Before the politically correct impulses of the 1970s squelched the grand American tradition of the sideshow, people born with abnormalities and others who created their oddity exhibited themselves to the shock and thrill of millions in sideshows nationwide, from Ringling Brothers circuses to World’s Fairs to Coney Island. As a youngster in the late sixties and early seventies, Drew Friedman often visited Coney Island with his family, and he and his brothers always insisted on seeing the “Freak Show.” Here, in the last vestiges of the extravaganza of humans on display, Drew became fascinated with people who are different, like Jolly Jere, the 800-pound “Fat Man” who kept his sense of humor though not his wife—as his weight ballooned, she took the kids and fled. A Borscht Belt comedy sensibility was integral to the sideshow in its golden days, and many of the performers displayed themselves with humor of every variety: dark, zany, and classic Vaudeville schtick.

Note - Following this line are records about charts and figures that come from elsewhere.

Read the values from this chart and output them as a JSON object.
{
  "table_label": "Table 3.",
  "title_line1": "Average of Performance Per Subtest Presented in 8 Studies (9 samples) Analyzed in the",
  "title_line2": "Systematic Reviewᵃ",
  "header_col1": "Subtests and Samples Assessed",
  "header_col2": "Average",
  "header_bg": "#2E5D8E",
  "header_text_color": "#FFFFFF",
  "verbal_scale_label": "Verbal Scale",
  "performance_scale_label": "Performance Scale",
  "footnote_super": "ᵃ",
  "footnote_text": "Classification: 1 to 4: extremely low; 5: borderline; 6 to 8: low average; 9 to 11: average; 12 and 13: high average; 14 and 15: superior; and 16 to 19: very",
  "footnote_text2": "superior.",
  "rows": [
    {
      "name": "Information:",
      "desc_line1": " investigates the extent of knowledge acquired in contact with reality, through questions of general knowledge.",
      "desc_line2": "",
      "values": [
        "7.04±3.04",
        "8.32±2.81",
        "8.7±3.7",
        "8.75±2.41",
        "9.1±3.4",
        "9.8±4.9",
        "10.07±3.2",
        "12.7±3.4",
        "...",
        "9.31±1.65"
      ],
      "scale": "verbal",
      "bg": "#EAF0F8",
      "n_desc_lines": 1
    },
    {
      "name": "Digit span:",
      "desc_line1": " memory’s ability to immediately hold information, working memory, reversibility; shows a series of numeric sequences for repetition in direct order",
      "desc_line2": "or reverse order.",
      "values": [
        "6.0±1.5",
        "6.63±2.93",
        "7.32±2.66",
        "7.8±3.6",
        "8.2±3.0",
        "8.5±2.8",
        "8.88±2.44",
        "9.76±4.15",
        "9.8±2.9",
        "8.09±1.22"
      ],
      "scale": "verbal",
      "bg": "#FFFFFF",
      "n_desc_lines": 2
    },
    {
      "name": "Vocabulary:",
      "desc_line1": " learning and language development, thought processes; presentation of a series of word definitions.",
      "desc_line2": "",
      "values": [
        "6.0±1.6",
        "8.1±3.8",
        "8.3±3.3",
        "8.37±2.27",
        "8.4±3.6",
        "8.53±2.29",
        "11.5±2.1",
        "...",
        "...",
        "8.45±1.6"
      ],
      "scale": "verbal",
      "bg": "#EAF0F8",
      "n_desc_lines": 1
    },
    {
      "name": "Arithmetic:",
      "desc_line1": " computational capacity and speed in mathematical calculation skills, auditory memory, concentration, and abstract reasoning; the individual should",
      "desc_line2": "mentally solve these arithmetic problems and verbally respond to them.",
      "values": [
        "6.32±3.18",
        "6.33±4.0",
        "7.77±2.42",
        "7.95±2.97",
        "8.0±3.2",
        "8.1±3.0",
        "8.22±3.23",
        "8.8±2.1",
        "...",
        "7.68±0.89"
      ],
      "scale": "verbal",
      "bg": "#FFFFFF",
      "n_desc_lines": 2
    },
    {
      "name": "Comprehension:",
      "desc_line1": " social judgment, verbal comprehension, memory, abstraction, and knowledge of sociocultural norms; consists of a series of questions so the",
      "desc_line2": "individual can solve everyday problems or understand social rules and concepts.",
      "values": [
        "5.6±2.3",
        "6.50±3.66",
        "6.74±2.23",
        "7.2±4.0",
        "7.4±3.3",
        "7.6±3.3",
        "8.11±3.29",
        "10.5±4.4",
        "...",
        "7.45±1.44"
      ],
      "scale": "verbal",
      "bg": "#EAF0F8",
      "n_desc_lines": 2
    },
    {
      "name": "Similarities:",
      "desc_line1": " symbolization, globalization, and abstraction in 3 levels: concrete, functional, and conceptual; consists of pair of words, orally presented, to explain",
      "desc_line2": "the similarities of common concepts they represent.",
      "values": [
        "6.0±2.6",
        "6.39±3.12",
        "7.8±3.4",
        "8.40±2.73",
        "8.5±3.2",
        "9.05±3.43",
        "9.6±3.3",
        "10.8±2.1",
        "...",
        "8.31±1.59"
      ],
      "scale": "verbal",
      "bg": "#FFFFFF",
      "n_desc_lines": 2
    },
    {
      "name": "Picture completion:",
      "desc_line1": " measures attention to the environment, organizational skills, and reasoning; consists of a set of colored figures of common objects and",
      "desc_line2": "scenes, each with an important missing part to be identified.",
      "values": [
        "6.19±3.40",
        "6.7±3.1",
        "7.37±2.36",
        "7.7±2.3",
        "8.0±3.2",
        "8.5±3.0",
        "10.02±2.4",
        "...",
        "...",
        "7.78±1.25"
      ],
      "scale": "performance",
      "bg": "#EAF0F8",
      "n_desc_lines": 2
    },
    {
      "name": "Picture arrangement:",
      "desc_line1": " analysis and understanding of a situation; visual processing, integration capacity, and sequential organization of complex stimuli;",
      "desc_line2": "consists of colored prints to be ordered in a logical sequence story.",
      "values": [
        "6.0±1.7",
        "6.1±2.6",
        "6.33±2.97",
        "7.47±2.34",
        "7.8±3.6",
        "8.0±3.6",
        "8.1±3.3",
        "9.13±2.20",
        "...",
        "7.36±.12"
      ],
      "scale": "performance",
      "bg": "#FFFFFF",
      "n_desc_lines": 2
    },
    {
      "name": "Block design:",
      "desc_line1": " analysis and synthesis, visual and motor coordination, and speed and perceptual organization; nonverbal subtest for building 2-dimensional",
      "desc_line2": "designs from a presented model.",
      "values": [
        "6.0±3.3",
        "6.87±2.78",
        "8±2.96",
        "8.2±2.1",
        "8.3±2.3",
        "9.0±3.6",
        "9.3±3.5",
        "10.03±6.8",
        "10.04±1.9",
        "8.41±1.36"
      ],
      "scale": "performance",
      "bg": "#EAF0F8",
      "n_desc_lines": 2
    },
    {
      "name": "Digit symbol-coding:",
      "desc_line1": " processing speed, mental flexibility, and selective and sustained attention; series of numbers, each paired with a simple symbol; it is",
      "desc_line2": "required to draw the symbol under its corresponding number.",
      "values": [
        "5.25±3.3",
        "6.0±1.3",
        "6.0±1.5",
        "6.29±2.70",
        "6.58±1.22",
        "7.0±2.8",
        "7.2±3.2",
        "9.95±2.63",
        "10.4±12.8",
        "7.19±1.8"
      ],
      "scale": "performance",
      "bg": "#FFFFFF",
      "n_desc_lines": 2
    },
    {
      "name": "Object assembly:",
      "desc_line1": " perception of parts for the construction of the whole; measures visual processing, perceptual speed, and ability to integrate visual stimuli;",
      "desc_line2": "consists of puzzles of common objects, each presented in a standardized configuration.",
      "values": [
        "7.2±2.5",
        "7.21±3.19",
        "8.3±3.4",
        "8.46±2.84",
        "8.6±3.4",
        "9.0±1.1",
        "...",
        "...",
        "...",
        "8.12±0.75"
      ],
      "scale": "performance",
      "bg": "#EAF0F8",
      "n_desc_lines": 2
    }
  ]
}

DREW FRIEDMAN’S SIDESHOW FREAKS presents fifty of Drew’s favorite historic human oddities—famous and obscure—in mesmerizing full-color portraits. As in Warts and All, Old Jewish Comedians, and More Old Jewish Comedians, Drew Friedman once again meticulously, brilliantly, and affectionately brings to life people in the show business, this time focusing on America’s oddest performers.